Speciale kenmerken van varens

Taak 1. Maak een vergelijkende beschrijving van mos, paardenstaarten en varens, vul de tafel in

Taak 2. Lees taak 5 tot en met alinea 22 van het leerboek aandachtig. Herhaal het materiaal op het fokken van mossen. Maak een conclusie

Er is een overeenkomst met het broedproces van paardenstaarten, varens, mos: hun seksuele reproductie kan alleen in water plaatsvinden, het gametofyt wordt afgewisseld met de sporofyt. In mossen overheerst echter gametofyt.

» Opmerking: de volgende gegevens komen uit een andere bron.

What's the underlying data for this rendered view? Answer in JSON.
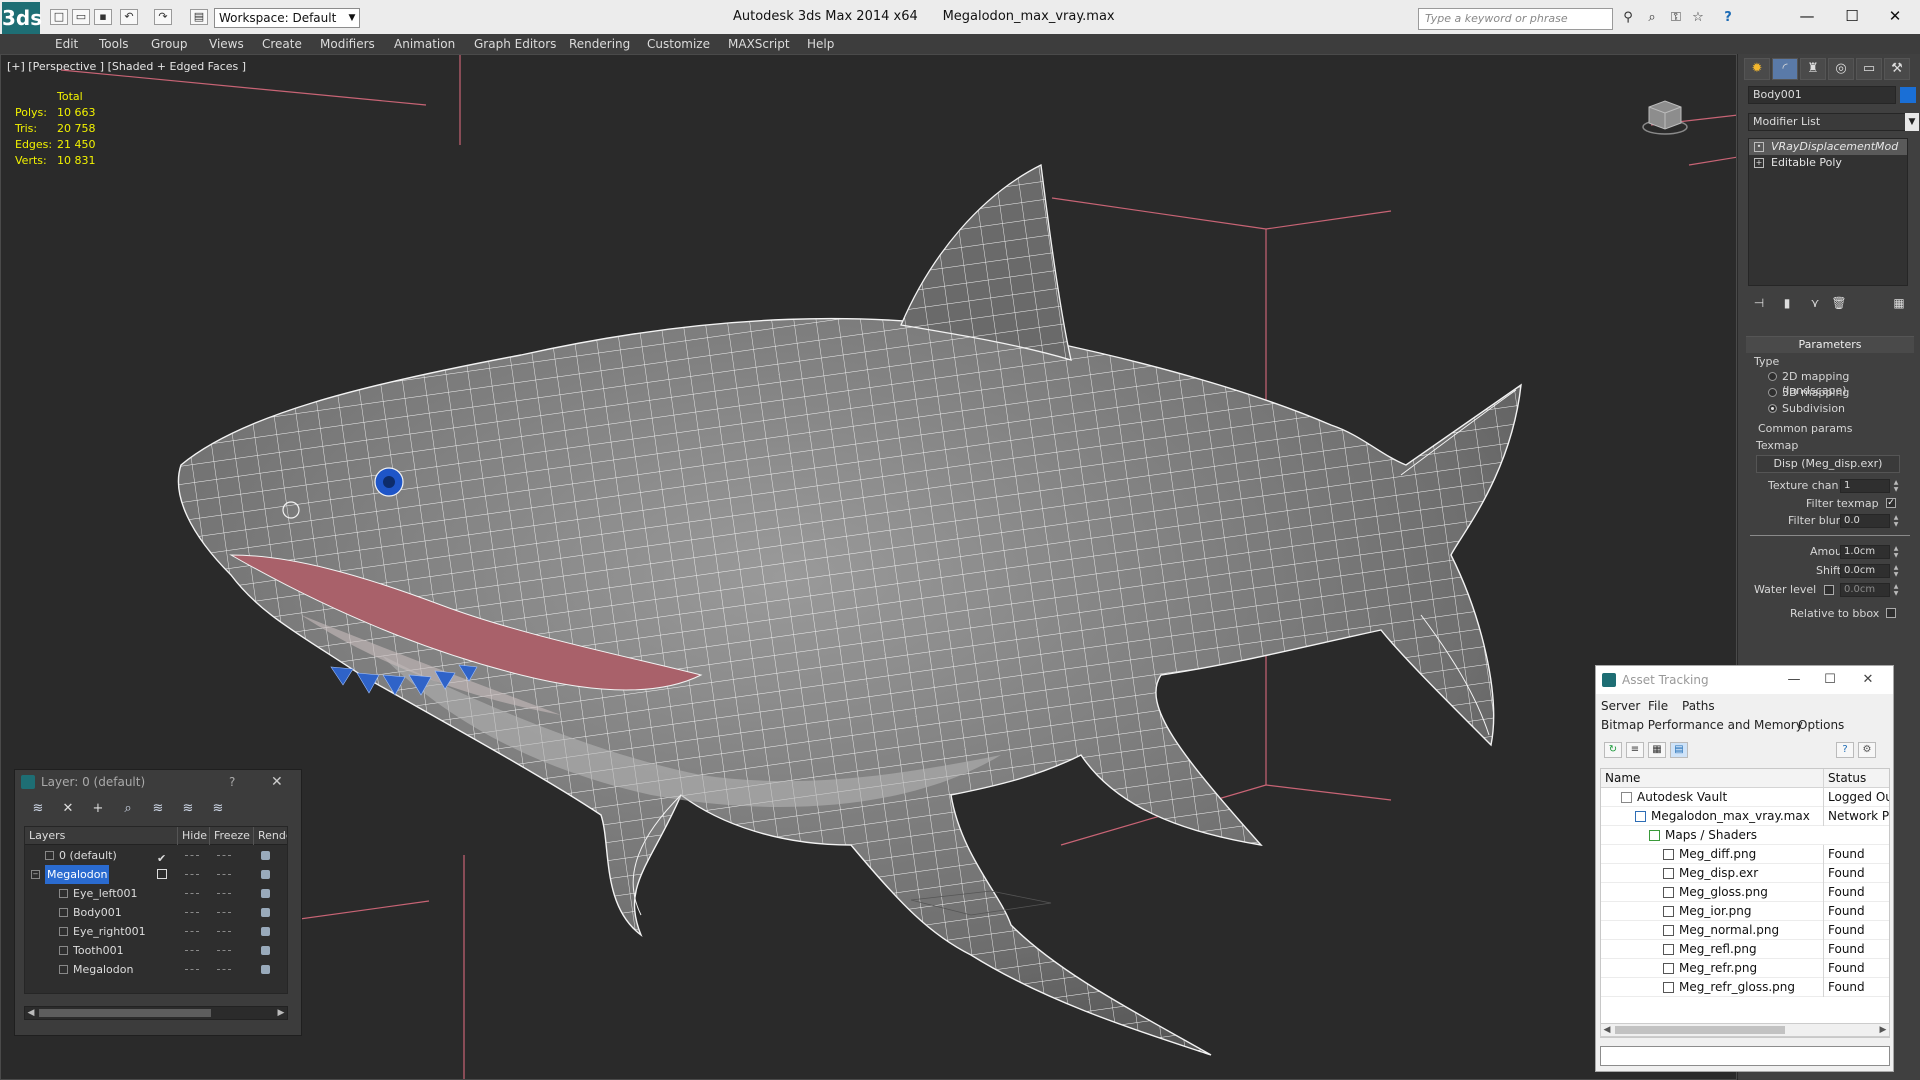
{
  "titlebar": {
    "app_logo": "3ds",
    "workspace": "Workspace: Default",
    "app_title": "Autodesk 3ds Max  2014 x64",
    "file_title": "Megalodon_max_vray.max",
    "search_placeholder": "Type a keyword or phrase",
    "quick_access_icons": [
      "new-icon",
      "open-icon",
      "save-icon",
      "undo-icon",
      "redo-icon",
      "project-icon"
    ],
    "toolbar_icons": [
      "binoculars-icon",
      "star-icon",
      "help-icon"
    ],
    "window_controls": [
      "minimize",
      "maximize",
      "close"
    ]
  },
  "menubar": {
    "items": [
      "Edit",
      "Tools",
      "Group",
      "Views",
      "Create",
      "Modifiers",
      "Animation",
      "Graph Editors",
      "Rendering",
      "Customize",
      "MAXScript",
      "Help"
    ]
  },
  "viewport": {
    "label": "[+] [Perspective ] [Shaded + Edged Faces ]",
    "stats": {
      "total_label": "Total",
      "polys_label": "Polys:",
      "polys": "10 663",
      "tris_label": "Tris:",
      "tris": "20 758",
      "edges_label": "Edges:",
      "edges": "21 450",
      "verts_label": "Verts:",
      "verts": "10 831"
    },
    "colors": {
      "background": "#2a2a2a",
      "wire": "#ffffff",
      "bbox": "#d06a7a",
      "skin": "#8a8a8a",
      "eye": "#1e55c8"
    }
  },
  "command_panel": {
    "tab_icons": [
      "create-icon",
      "modify-icon",
      "hierarchy-icon",
      "motion-icon",
      "display-icon",
      "utilities-icon"
    ],
    "object_name": "Body001",
    "object_color": "#1a6fd6",
    "modifier_list": "Modifier List",
    "stack": [
      {
        "label": "VRayDisplacementMod",
        "active": true
      },
      {
        "label": "Editable Poly",
        "active": false
      }
    ],
    "params": {
      "header": "Parameters",
      "type_label": "Type",
      "type_options": [
        "2D mapping (landscape)",
        "3D mapping",
        "Subdivision"
      ],
      "type_selected": "Subdivision",
      "common_label": "Common params",
      "texmap_label": "Texmap",
      "texmap_button": "Disp (Meg_disp.exr)",
      "texture_chan_label": "Texture chan",
      "texture_chan": "1",
      "filter_texmap_label": "Filter texmap",
      "filter_texmap_checked": true,
      "filter_blur_label": "Filter blur",
      "filter_blur": "0.0",
      "amount_label": "Amount",
      "amount": "1.0cm",
      "shift_label": "Shift",
      "shift": "0.0cm",
      "water_level_label": "Water level",
      "water_level": "0.0cm",
      "relative_bbox_label": "Relative to bbox"
    }
  },
  "layer_window": {
    "title": "Layer: 0 (default)",
    "help": "?",
    "close": "✕",
    "tool_icons": [
      "layer-add-icon",
      "delete-icon",
      "add-icon",
      "select-icon",
      "highlight-icon",
      "hide-all-icon",
      "freeze-all-icon"
    ],
    "columns": [
      "Layers",
      "Hide",
      "Freeze",
      "Render"
    ],
    "rows": [
      {
        "name": "0 (default)",
        "indent": 1,
        "mark": "check",
        "selected": false
      },
      {
        "name": "Megalodon",
        "indent": 0,
        "mark": "box",
        "selected": true
      },
      {
        "name": "Eye_left001",
        "indent": 2,
        "mark": "",
        "selected": false
      },
      {
        "name": "Body001",
        "indent": 2,
        "mark": "",
        "selected": false
      },
      {
        "name": "Eye_right001",
        "indent": 2,
        "mark": "",
        "selected": false
      },
      {
        "name": "Tooth001",
        "indent": 2,
        "mark": "",
        "selected": false
      },
      {
        "name": "Megalodon",
        "indent": 2,
        "mark": "",
        "selected": false
      }
    ]
  },
  "asset_window": {
    "title": "Asset Tracking",
    "menus": [
      "Server",
      "File",
      "Paths",
      "Bitmap Performance and Memory",
      "Options"
    ],
    "tool_icons": [
      "refresh-icon",
      "list-icon",
      "thumbnail-icon",
      "table-icon",
      "help-icon",
      "settings-icon"
    ],
    "columns": [
      "Name",
      "Status"
    ],
    "rows": [
      {
        "name": "Autodesk Vault",
        "status": "Logged Out",
        "indent": 1,
        "icon": "vault"
      },
      {
        "name": "Megalodon_max_vray.max",
        "status": "Network Path",
        "indent": 2,
        "icon": "file"
      },
      {
        "name": "Maps / Shaders",
        "status": "",
        "indent": 3,
        "icon": "folder"
      },
      {
        "name": "Meg_diff.png",
        "status": "Found",
        "indent": 4,
        "icon": "image"
      },
      {
        "name": "Meg_disp.exr",
        "status": "Found",
        "indent": 4,
        "icon": "image"
      },
      {
        "name": "Meg_gloss.png",
        "status": "Found",
        "indent": 4,
        "icon": "image"
      },
      {
        "name": "Meg_ior.png",
        "status": "Found",
        "indent": 4,
        "icon": "image"
      },
      {
        "name": "Meg_normal.png",
        "status": "Found",
        "indent": 4,
        "icon": "image"
      },
      {
        "name": "Meg_refl.png",
        "status": "Found",
        "indent": 4,
        "icon": "image"
      },
      {
        "name": "Meg_refr.png",
        "status": "Found",
        "indent": 4,
        "icon": "image"
      },
      {
        "name": "Meg_refr_gloss.png",
        "status": "Found",
        "indent": 4,
        "icon": "image"
      }
    ]
  }
}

Taak 3. Vul de lege plekken in de tekst in. Voeg zinnen toe

1. Varens, in tegenstelling tot mossen, hebben een stengel, wortels en bladeren, evenals verschillende weefsels: dekking, mechanisch en geleidend

2. In de ontwikkelingscyclus van varens, paardenstaarten en mos werd een afwisseling van seksuele voortplanting met behulp van gameten en ongeslachtelijke voortplanting met sporen waargenomen.

Taak 4. Informatiebronnen gebruiken. Een projectpresentatie voorbereiden over de rol van planten met een hogere verspreiding in de natuur. Maak een projectplan

Fern Development Cycle

De volledige levenscyclus van varens bestaat uit twee fasen: de gametofytfase en de sporofytfase. Fern sporophytes zijn de dominante fase in hun levenscyclus.

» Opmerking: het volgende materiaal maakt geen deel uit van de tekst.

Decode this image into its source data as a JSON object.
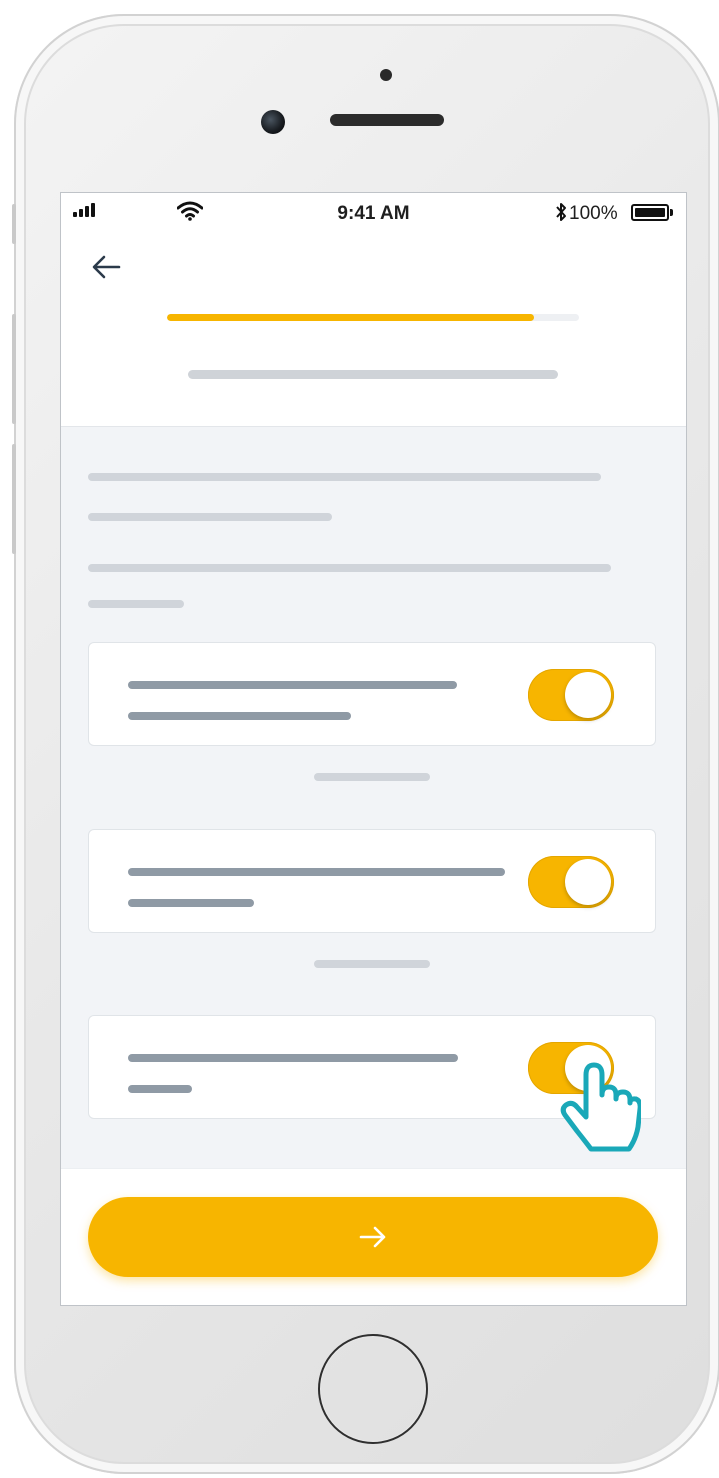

Fern sporophyte heeft wortels. De wortels van varens zijn slechts aanhangsels. De stengel van de meeste moderne varens wordt vertegenwoordigd door een ondergrondse wortelstok, soms krachtig, soms dun, vezelig. Het geleidende systeem wordt vertegenwoordigd door de prostaat, sifonostel of dictiosteloi. Varenbladeren, vaak wayas genoemd, deden zich voor als gevolg van het afvlakken van de grote takken van hun waarschijnlijke voorouders - planten dicht bij rhinophyten. De bladeren van varens behouden hun apicale groei lange tijd en vormen zo een karakteristieke zich ontvouwende "slak". In de meeste gevallen worden fotosynthetische bladeren ontleed in bladstengel en lamina. In de overgrote meerderheid van moderne varens, zijn de bladeren geveerd. De plaat van het geveerde blad heeft een staaf, of rachis (van het Grieks. "Rachis" - stekel), die een "voortzetting van de bladsteel is." Rachis komt overeen met de belangrijkste ader van het gehele blad De grootte van bladeren varieert van een paar millimeter tot 30 m lengte en meer.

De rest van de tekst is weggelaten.